In recent years, it has become necessary that image display devices have high-resolution and high picture quality, and it is desirable for such image display devices to have low power consumption and be thin, lightweight, and visible from wide angles. With such requirements, display devices (displays) have been developed where thin-film active elements (thin-film transistors, also referred to as TFTs) are formed on a glass substrate, with display elements then being formed on top.
In general, a substrate forming active elements is such that patterning and interconnects formed using metal are provided after forming a semiconductor film of amorphous silicon or polysilicon etc. Due to differences in the electrical characteristics of the active elements, the former requires ICs (Integrated Circuits) for drive use, and the latter is capable of forming circuits for drive use on the substrate. In liquid crystal displays (LCDs) currently widely used, the amorphous silicon type is widespread for large-type screens, while the polysilicon type is more common in medium and small screens.
Typically, organic EL elements are used in combination with TFTs and utilize a voltage/current control operation so that current is controlled. The current/voltage control operation refers to the operation of applying a signal voltage to a TFT gate terminal so as to control current between the source and drain. As a result, it is possible to adjust the intensity of light emitted from the organic EL element and to control the display to the desired gradation.
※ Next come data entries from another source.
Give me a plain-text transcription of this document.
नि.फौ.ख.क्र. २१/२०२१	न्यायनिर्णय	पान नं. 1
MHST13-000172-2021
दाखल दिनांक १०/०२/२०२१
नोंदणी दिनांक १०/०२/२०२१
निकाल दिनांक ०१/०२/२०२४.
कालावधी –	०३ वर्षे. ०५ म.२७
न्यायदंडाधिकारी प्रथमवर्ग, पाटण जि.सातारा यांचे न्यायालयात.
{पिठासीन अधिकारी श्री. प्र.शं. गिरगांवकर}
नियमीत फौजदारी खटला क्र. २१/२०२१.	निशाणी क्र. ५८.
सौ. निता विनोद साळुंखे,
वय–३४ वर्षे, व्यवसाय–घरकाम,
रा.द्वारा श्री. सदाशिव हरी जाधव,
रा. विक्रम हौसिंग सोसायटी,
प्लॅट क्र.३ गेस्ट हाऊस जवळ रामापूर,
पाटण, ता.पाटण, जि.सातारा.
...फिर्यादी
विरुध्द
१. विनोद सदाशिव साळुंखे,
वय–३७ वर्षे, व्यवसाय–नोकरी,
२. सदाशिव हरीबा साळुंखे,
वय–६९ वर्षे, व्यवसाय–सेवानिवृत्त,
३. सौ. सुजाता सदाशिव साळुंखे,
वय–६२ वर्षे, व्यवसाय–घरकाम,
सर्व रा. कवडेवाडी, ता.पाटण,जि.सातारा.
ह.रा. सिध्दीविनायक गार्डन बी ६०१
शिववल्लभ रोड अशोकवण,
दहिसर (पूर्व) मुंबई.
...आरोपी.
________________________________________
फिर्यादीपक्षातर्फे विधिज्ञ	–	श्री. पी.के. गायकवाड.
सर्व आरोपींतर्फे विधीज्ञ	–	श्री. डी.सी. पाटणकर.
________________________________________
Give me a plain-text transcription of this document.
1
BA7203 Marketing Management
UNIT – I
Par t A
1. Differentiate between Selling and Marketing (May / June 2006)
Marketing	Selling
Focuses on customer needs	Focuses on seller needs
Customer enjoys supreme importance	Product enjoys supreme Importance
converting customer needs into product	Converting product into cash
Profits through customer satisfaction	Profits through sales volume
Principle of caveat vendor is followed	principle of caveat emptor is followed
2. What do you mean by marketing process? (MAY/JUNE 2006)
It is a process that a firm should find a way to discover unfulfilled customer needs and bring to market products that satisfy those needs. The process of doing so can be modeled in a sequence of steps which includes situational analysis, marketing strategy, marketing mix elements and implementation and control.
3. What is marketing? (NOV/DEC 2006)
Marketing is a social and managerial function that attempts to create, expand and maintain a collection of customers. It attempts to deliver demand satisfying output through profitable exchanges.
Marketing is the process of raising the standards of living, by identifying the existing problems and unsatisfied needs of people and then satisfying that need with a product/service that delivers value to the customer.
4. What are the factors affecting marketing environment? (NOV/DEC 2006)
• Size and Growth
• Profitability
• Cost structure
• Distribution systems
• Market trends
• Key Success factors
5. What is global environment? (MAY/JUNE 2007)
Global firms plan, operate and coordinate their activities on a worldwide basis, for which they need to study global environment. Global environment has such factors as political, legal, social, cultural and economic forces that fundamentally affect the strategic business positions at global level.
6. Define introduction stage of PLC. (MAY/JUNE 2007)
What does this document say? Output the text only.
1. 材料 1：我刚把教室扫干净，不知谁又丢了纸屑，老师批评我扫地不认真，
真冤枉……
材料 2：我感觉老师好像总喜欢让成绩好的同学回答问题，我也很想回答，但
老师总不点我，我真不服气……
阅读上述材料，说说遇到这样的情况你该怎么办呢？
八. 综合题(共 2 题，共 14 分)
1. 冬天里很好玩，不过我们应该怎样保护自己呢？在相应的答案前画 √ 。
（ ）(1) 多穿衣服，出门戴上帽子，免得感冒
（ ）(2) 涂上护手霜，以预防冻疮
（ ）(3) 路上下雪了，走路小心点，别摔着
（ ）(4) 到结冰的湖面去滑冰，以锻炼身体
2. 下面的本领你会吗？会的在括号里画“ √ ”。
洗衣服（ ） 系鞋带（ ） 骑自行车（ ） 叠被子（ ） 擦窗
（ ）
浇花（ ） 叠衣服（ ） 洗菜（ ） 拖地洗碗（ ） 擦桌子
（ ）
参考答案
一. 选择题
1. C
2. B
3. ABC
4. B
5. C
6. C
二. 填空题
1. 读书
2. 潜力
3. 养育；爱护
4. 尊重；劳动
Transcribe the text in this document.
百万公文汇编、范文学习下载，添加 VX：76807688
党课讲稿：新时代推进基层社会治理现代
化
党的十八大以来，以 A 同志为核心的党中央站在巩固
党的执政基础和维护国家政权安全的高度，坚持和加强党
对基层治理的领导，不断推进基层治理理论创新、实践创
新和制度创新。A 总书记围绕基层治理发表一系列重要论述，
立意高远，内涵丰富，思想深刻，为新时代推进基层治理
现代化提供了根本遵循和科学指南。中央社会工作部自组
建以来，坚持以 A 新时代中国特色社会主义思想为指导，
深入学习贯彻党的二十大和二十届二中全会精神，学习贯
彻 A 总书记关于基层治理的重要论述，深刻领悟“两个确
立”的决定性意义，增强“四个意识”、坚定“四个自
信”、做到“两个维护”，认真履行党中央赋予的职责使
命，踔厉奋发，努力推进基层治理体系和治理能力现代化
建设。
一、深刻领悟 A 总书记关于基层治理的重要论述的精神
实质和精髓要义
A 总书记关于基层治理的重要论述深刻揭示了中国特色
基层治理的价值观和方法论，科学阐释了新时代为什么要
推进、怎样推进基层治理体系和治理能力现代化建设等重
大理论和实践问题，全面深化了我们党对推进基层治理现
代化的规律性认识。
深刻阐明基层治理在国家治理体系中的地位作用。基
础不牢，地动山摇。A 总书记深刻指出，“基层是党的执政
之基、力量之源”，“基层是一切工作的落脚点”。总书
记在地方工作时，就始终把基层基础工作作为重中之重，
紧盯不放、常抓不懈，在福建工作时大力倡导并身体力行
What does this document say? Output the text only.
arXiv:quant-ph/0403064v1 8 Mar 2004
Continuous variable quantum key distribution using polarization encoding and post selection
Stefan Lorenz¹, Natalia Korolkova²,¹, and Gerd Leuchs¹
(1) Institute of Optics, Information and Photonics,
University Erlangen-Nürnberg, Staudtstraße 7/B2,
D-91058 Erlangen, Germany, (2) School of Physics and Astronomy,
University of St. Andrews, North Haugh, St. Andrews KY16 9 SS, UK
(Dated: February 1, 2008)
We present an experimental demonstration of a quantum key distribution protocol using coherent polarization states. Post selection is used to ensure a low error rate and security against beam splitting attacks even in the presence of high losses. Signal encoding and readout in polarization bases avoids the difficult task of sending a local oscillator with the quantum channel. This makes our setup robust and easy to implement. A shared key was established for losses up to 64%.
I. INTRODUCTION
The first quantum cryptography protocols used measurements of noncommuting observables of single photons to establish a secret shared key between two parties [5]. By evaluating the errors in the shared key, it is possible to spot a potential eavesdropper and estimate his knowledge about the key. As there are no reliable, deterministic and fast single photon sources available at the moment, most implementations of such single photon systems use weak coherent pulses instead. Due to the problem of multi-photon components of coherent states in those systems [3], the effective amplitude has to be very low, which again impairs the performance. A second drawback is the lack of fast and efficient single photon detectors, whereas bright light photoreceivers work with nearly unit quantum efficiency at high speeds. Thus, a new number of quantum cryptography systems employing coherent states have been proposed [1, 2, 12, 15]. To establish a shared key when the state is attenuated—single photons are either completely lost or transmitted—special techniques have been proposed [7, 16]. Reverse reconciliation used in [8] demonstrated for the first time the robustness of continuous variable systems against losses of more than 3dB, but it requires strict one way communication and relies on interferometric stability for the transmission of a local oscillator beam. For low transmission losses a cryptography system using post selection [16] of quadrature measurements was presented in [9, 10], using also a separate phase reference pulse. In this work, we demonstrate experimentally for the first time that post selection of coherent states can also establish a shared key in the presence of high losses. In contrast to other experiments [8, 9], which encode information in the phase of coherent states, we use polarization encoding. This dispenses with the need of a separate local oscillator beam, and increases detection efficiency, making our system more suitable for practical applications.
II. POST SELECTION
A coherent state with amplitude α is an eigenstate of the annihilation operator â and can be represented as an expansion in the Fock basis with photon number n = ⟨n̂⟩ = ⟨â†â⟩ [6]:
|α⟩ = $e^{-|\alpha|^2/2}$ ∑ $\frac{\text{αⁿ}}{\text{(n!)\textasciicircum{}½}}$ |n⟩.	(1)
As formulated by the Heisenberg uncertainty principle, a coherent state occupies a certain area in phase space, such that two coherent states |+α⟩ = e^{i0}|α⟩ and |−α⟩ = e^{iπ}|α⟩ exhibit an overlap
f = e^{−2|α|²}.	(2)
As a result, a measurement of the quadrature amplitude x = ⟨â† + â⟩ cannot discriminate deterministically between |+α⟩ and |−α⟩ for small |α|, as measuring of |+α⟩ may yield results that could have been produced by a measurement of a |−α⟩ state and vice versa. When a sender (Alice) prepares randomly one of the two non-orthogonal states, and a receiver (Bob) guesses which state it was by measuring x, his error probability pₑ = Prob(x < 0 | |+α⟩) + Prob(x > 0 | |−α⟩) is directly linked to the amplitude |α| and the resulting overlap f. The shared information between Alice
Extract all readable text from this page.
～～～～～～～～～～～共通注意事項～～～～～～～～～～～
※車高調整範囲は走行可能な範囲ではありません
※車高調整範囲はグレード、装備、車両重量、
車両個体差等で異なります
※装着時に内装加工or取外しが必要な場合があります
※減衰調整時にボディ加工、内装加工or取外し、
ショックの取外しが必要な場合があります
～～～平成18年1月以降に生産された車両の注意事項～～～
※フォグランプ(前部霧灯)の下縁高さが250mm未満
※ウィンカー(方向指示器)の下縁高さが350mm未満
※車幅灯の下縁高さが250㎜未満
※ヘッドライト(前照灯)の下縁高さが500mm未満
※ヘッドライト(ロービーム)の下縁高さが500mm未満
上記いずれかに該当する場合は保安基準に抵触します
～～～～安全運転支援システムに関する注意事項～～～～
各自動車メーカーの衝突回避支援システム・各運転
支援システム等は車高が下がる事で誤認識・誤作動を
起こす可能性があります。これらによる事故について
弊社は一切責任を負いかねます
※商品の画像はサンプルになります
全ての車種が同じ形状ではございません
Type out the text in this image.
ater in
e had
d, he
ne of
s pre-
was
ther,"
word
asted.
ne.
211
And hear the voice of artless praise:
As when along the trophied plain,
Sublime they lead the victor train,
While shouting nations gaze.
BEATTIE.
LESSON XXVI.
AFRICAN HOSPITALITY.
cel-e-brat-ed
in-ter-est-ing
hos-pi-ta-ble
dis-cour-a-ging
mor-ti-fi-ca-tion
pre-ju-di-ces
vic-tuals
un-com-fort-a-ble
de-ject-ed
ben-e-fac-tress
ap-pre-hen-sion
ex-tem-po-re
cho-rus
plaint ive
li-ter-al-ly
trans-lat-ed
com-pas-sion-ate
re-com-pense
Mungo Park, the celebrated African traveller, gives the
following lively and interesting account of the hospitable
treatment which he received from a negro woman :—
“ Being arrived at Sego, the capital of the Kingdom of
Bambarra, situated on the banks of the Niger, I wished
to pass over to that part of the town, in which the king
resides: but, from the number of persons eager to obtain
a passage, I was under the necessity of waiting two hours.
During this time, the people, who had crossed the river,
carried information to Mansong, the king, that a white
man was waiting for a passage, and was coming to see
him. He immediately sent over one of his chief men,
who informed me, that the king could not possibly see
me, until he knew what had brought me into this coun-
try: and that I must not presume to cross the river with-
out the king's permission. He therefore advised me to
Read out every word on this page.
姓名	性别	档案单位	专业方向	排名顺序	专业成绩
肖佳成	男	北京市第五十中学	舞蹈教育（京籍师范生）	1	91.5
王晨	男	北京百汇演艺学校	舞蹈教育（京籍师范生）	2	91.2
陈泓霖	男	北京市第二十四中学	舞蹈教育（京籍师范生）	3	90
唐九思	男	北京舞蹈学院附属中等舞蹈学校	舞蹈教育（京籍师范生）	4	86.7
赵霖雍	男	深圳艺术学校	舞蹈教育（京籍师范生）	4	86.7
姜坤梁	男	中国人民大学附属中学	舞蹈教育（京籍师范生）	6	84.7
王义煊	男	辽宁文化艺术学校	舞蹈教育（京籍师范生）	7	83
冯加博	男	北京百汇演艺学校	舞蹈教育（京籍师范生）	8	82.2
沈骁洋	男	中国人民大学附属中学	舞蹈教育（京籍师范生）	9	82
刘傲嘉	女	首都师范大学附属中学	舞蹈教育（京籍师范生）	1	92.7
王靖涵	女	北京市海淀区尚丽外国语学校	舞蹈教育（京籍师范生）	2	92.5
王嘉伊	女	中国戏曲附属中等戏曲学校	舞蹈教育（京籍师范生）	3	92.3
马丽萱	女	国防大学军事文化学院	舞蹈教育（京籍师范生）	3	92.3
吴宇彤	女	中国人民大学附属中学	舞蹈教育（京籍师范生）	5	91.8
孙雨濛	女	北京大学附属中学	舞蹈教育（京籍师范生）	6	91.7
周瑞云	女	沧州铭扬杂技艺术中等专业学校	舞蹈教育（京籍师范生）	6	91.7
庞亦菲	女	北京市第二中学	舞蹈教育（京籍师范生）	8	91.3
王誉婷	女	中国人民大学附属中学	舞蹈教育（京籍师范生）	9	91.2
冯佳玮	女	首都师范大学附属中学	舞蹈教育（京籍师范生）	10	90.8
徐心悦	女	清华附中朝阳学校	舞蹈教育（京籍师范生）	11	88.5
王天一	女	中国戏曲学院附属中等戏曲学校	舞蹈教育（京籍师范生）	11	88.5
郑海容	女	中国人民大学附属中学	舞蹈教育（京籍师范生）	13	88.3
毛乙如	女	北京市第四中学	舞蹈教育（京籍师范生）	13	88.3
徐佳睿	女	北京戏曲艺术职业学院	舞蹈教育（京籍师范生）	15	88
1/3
However, in this configuration, the intensity of light emitted by the organic EL element is extremely sensitive to the TFT characteristics. In particular, for amorphous silicon TFTs (referred to as a-Si), it is known that comparatively large differences in electrical characteristics occur with time between neighboring pixels, due to changes in transistor threshold voltage. This is a major cause of deterioration of the display quality of organic EL displays, in particular, screen uniformity. Uncompensated, this effect can lead to “burned-in” images on the screen.
Goh et al. (IEEE Electron Device Letters, Vol. 24, No. 9, pp. 583-585) have proposed a pixel circuit with a precharge cycle before data loading, to compensate for this effect. Compared to the standard OLED pixel circuit with a capacitor, a select transistor, a power transistor, and power, data, and select lines, Goh's circuit uses an additional control line and two additional switching transistors. Jung et al. (IMID '05 Digest, pp. 793-796) have proposed a similar circuit with an additional control line, an additional capacitor, and three additional transistors. While such circuits can be used to compensate for changes in the threshold voltage of the driving transistor, they add to the complexity of the display, thereby increasing the cost and the likelihood of defects in the manufactured product. Further, such circuitry generally comprises thin-film transistors (TFTs) and necessarily uses up a portion of the substrate area of the display. For bottom-emitting devices, the aperture ratio is important, and such additional circuitry reduces the aperture ratio, and can even make such bottom-emitting displays unusable. Thus, there exists a need to compensate for changes in the electrical characteristics of the pixel circuitry in an OLED display without reducing the aperture ratio of such a display.